As such, everything going in the same direction will converge to the same direction point. Note how each side of this square goes off toward one of two different directions, each with its own direction point. (left)
Despite all of the complex definitions in every how to draw tutorial I have seen about the vanishing point, I have never come across a single one which stated that simple fact.
After its discovery, most artists only understood how to use one vanishing point near the center of their picture which then came to represent where everything is moving away from us. (right) Even when more vanishing points came into use later, this idea of it having a depth and distance-related function has persisted.
At best, any other how to draw tutorial will define the vanishing point as being:
"That point at which parallel lines appear to converge into the distance." (top pic)

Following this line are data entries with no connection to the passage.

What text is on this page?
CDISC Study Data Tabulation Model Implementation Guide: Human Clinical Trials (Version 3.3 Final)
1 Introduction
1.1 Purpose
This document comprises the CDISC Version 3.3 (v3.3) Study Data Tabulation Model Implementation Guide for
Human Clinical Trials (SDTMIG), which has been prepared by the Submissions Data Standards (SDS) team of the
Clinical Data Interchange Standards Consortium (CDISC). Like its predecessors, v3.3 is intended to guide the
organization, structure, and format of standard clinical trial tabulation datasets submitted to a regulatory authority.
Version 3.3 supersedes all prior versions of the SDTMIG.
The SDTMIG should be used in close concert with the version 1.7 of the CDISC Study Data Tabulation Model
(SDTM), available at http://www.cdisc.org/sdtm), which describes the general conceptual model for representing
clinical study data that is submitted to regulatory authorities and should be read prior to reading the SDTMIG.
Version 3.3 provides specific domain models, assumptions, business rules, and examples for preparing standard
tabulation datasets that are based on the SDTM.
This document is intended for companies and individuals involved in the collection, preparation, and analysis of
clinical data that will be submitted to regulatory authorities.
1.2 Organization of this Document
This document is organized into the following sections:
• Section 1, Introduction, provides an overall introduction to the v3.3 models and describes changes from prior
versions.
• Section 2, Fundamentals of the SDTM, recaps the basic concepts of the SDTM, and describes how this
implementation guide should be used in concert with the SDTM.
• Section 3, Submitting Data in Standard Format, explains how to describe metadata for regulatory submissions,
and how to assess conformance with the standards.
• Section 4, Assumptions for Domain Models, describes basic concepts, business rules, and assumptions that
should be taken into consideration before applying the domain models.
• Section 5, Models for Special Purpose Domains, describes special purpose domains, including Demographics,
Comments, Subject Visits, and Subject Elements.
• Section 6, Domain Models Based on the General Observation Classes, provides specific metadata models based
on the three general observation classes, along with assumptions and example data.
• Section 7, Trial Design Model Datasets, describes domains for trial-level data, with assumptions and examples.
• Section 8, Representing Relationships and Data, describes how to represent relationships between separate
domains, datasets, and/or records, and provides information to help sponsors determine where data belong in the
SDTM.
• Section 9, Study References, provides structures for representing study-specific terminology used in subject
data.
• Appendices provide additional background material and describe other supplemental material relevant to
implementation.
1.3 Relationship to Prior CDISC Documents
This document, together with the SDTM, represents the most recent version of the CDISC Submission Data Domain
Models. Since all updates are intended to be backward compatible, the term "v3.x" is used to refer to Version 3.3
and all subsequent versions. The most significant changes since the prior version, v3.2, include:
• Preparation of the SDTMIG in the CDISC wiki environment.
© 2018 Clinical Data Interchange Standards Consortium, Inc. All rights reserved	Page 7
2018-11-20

But the only relevance of those parallel lines, which are mentioned in every single vanishing point definition, is that parallel lines point in the same direction. After all, that's what parallel means.
This was the only hint that direction was a part of the process, with any emphasis on it having been missed and placed on distance instead.
But really, every individual direction on an object has a direction point somewhere and so we do not need two or more parallel lines for these points to exist. (below) Still, knowing this is rarely useful, giving parallel lines more emphasis.
Converging lines have the separate function of outlining forms, yet are always part of the vanishing point's definition in every how to draw tutorial. But without those converging lines a vanishing point has nothing "vanishing" there to justify its name.
The subject of "linear perspective" is based on using converging lines to suggest depth. (top pic) As it turns out, the conventional definition of vanishing point stated earlier is really much more than a simple dot. It is, in fact, describing that overall system of linear perspective!
Since these are two separate things being assigned to one dot, the vanishing point should just be called a "direction point" with those converging parallel lines given their own name. Guide lines is the simplest and most descriptive term used, being that they guide a form's directions and shape.
Next, observe that a direction point functions equally well with objects that are all lined up in one direction. (left) This direction point takes into account, not the directions of each object, but all of those objects as a whole.
As shown here, that direction can be entirely different from any of the directions contained in those objects. Strangely, this is something I have never seen suggested before in any how to draw tutorial.